Yovanovitch was scheduled to be the third witness to testify in public hearings.
Joseph Maguire
The acting director of national intelligence only took on the role on
16 August. Maguire has been criticized for not sharing the
whistleblower’s complaint with Congress – as is normal procedure. The
acting director said he thought issues raised in the complaint might be
covered by executive privilege, and said he consulted with officials at
the justice department and White House lawyers over whether to pass the
complaint to Congress. The White House eventually published the complaint.
Michael Atkinson
After
receiving the complaint, Atkinson, the inspector general for the
intelligence community, recommended it be shared with Congress. This put
Atkinson at odds with his superior, Maguire, who blocked it from being
shared. While the complaint was being withheld, Atkinson alerted
lawmakers to its existence, saying it raised issues of “urgent concern”.
Nancy Pelosi
The speaker of the House, and the most powerful woman in Congress,
Pelosi decided to initiate an impeachment inquiry after the rough
transcript of the Trump-Zelenskiy call was published. In doing so,
Pelosi succumbed to long-mounting pressure from Democratic members of
Congress, some of whom had been pushing for an impeachment inquiry to
begin for more than a year.
Yuriy Lutsenko
A
veteran on the political scene, Lutsenko replaced Shokin as Ukraine’s
prosecutor general but was also viewed with suspicion by reformers.
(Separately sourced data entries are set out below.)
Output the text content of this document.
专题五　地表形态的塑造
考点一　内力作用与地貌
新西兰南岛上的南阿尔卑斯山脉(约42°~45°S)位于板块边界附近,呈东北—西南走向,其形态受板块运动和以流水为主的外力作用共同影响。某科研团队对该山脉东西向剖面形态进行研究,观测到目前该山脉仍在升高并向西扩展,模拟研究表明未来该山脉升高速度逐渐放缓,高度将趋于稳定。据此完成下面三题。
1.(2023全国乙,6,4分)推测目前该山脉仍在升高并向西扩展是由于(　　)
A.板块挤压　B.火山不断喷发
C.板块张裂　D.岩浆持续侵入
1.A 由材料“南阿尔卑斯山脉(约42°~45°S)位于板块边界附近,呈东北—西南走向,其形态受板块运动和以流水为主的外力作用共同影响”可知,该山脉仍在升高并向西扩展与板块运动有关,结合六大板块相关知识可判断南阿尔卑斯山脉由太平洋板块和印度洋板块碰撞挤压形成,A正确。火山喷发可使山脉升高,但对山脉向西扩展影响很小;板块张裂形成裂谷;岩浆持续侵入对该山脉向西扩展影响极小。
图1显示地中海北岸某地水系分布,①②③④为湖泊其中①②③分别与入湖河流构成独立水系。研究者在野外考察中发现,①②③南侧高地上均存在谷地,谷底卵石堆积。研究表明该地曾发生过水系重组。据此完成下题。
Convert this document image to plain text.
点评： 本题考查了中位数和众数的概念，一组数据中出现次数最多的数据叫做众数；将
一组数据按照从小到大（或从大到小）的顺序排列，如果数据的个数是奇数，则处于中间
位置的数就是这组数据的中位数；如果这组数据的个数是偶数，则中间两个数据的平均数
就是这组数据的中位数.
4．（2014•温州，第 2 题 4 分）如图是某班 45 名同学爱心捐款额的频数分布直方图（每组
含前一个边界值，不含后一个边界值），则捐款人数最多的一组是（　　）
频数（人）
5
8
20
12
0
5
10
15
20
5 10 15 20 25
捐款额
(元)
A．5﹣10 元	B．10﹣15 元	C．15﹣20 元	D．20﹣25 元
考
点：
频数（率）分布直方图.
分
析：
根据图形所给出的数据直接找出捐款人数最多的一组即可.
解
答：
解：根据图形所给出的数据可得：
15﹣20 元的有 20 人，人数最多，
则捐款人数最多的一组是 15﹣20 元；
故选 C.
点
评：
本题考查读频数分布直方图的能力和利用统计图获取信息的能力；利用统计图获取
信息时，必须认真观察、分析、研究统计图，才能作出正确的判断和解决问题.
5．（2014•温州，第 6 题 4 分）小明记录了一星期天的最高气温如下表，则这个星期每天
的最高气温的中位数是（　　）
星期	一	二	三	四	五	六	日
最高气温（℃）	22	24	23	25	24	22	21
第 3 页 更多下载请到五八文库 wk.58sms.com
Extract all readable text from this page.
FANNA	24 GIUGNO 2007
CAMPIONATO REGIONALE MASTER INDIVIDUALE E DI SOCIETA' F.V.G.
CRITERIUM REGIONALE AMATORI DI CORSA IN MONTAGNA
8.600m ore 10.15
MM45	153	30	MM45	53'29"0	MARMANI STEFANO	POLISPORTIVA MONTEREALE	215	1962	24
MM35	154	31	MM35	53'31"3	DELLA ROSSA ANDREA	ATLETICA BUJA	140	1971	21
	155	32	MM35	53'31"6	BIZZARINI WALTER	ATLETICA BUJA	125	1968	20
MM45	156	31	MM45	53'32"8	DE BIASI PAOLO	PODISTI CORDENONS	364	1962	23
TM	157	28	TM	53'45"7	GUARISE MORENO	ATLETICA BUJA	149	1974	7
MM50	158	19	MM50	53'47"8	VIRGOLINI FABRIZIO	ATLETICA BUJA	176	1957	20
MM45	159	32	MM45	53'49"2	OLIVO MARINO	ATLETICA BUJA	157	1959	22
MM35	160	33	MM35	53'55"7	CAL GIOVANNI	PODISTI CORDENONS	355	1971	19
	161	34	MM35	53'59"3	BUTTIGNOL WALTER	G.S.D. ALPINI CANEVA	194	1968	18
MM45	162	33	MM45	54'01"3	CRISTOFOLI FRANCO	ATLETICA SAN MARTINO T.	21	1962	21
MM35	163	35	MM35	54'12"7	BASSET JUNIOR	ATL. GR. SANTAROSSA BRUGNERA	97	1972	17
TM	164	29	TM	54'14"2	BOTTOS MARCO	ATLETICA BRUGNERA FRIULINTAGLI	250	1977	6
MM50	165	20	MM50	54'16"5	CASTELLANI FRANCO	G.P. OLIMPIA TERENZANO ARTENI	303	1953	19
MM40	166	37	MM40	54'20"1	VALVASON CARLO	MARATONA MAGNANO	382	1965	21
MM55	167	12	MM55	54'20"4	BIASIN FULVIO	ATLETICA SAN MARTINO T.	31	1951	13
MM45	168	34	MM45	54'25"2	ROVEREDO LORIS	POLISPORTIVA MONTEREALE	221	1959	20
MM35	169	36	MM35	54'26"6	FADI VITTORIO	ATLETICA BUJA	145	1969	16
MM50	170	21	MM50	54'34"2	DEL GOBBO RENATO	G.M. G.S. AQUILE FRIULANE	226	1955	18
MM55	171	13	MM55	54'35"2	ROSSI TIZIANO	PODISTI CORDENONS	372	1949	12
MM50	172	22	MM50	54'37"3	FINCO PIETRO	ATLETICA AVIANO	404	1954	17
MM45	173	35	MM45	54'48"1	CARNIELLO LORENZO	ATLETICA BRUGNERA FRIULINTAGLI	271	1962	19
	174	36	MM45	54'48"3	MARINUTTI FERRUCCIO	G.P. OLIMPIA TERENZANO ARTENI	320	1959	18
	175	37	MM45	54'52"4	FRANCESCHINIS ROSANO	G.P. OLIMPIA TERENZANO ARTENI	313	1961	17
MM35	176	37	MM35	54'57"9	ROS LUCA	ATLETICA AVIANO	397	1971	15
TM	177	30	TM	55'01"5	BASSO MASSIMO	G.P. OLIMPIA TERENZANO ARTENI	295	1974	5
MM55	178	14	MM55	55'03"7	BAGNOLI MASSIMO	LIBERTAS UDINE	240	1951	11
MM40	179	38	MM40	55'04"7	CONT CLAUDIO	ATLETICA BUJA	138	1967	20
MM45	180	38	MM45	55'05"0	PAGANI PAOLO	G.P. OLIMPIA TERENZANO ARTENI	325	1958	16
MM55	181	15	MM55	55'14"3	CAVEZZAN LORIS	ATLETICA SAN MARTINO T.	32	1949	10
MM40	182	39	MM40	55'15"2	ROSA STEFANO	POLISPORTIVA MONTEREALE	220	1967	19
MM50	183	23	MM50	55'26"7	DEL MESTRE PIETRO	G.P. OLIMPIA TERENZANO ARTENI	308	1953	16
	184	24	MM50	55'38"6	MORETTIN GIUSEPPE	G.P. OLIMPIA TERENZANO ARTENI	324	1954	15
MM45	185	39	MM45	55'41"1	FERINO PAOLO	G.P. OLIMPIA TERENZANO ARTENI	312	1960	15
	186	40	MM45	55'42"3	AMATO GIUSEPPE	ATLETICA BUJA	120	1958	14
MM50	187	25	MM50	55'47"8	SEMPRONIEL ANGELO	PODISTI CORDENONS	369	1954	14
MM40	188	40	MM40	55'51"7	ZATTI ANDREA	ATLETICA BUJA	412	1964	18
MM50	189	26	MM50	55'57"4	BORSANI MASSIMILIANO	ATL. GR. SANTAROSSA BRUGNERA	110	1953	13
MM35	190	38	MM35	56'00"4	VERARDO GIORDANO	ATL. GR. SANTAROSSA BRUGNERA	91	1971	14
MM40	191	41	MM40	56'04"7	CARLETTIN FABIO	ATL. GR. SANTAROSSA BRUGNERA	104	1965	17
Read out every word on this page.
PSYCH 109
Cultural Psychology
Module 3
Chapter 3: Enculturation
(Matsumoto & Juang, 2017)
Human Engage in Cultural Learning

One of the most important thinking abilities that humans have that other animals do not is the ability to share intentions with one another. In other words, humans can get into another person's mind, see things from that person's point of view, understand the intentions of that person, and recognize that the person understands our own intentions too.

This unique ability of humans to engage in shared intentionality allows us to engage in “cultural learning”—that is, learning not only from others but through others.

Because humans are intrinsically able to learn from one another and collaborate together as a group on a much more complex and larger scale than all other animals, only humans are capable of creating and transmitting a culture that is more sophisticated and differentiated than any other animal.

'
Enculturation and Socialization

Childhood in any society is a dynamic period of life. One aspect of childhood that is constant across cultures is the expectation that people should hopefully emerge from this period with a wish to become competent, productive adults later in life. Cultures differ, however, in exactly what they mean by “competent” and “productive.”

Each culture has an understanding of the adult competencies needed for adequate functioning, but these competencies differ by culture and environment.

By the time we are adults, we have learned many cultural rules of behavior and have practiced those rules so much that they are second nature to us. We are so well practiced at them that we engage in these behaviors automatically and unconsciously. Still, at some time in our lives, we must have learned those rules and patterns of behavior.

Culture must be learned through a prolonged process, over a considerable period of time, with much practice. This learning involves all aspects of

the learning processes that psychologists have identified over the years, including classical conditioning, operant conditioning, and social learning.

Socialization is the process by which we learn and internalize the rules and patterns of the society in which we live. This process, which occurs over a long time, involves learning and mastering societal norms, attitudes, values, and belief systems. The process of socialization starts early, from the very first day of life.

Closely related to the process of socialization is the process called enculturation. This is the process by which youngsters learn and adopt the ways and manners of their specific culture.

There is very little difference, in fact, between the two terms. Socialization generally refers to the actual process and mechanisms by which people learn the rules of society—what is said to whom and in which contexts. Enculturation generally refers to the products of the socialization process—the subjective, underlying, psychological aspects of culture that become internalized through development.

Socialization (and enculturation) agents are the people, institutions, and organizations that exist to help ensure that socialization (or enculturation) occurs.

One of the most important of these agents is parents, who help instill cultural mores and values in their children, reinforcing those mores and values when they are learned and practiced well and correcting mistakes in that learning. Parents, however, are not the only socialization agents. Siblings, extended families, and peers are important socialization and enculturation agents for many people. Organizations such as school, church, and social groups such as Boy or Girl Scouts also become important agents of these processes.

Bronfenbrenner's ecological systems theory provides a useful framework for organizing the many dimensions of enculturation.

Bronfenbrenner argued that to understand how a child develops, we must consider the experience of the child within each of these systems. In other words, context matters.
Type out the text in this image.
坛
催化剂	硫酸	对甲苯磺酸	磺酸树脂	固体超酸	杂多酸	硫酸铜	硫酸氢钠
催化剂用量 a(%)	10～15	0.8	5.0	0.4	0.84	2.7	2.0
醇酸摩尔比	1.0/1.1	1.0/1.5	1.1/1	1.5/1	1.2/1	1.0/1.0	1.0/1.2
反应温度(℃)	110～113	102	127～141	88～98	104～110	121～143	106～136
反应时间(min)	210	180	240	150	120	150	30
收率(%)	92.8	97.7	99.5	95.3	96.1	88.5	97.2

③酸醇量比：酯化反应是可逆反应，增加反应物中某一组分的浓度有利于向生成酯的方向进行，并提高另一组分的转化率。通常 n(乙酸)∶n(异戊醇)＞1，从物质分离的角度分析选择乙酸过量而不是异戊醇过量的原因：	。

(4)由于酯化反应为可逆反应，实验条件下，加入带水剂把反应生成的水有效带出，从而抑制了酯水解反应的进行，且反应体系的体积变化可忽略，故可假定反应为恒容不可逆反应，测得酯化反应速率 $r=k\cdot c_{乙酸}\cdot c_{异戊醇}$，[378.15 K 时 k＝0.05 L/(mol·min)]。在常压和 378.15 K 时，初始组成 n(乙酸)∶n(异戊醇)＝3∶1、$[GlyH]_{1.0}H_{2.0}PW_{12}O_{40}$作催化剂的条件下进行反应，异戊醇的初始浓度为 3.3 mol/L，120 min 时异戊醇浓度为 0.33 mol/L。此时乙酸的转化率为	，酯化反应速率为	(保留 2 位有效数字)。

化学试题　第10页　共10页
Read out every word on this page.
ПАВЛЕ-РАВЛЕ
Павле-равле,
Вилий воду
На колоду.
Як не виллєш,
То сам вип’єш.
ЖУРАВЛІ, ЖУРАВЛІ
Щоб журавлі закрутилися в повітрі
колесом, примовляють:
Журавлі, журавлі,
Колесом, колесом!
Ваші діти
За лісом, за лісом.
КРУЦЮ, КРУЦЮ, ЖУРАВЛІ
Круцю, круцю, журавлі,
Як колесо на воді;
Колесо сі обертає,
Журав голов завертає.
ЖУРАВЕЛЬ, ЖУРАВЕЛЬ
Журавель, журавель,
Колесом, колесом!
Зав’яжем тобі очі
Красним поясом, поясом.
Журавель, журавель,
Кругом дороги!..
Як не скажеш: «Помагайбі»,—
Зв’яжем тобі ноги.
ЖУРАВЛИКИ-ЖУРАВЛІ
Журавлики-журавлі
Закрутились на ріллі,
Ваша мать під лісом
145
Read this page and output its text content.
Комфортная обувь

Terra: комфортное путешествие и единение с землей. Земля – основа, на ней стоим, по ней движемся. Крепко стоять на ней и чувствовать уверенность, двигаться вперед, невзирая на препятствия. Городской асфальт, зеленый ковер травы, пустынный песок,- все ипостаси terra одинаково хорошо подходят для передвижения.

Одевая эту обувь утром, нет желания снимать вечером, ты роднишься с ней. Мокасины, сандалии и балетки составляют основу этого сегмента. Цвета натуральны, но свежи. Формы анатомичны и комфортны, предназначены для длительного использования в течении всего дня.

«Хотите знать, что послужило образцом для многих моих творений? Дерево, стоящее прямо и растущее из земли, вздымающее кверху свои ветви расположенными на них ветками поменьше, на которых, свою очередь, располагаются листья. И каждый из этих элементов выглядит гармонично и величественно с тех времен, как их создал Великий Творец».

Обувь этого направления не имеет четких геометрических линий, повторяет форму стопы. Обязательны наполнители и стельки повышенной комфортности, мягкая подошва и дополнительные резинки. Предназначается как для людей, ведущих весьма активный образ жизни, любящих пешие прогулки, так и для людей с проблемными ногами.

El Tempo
Lutsenko met Giuliani and appears to have been amenable
to opening an investigation into unsubstantiated claims of Ukrainian
interference in the 2016 US election on behalf of the Democrats.
Ukrainian officials have denied any effort to help Hillary Clinton in
the election.
Serhiy Leshchenko
One of the new brand of politicians who entered the scene after
Ukraine’s Maidan revolution, Leshchenko was a leading political
journalist who wrote widely on corruption and became an MP. In May 2016, he published information from a so-called “black ledger” that showed under-the-table payments
from the pro-Russian former Ukrainian president Viktor Yanukovych’s
regime to figures including Trump’s then campaign manager Paul Manafort.
This led to Manafort’s resignation. Leshchenko later became an adviser
to Zelenskiy and has said
that before this week, it was “a clear fact that Trump wants to meet
[Ukrainian officials] only if Biden case will be included”.